I found those comments, courtesy of a feature article in today’s Wall Street Journal, a great way of summing up the crossroads marketers currently find themselves at. But whereas the concept of importing sales leads or building networks for a sales force via Facebook is still very much a theory, viral marketing is legit, and appears to be the only pillar of CRM that’s truly leveraged Web 2.0 to the tune of more customers and increased revenue.
Years ago, companies built Web sites and then attempted to drive consumers to it via banner ads and keyword searches. Today, it’s now possible to construct a Web site that works similar to an application, molding the site’s content and format to allow it to mold to different scenarios, allowing companies to market virally.

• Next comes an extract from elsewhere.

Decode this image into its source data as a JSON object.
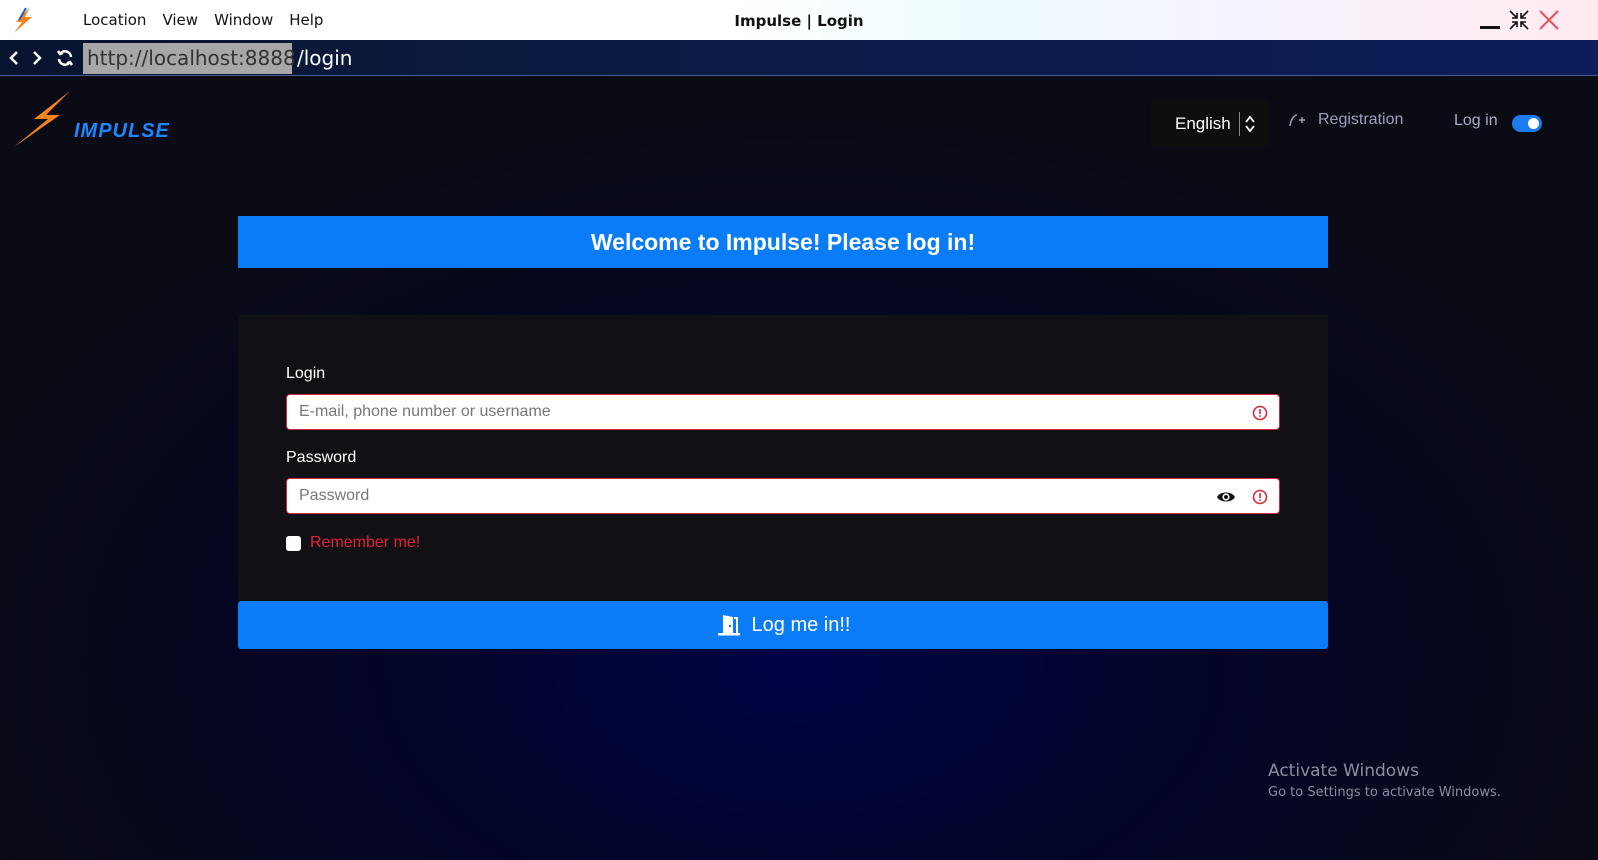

Today the Web is no longer just a collection of sites and pages. It’s a collection of feeds and services that deliver content fluidly across a myriad of contexts, from portals and news readers to widgets, mashups, and consumer-generated media sites. The uncontrolled nature of Web distribution is increasingly disruptive to the media business, and smart marketers, particularly in the B2C model, are learning how to leverage Web 2.0 technology to track much of the unfettered content to initiate transactions, build brand recognition, and create advertising opportunities that you didn’t see just a few years ago.
But along the same lines of marketers being forced to leverage Web 2.0 tools to collaborate with consumers, cloud computing and the embedding of Web 2.0 capabilities within CRM are making those processes an ever-more reality. Take for example what we did with Sugar 5.2. The new Cloud Connectors and Sugar Portal dashlets allow marketers to embed such content back into a businesses’ CRM system, which could be accomplished leveraging the Cloud Connectors to build a simple connection to Facebook, a Wikipedia or a commonly-accepted industry blog to allow marketers to track buzz around new products, features or prices. We use that here at SugarCRM to track bloggers and writers across the Web that cover CRM and IT market in general.
But technical examples aside, the ability for marketers to understand the context in which the younger generations will come first and foremost, and will present a challenge to both marketing departments and CRM vendors alike.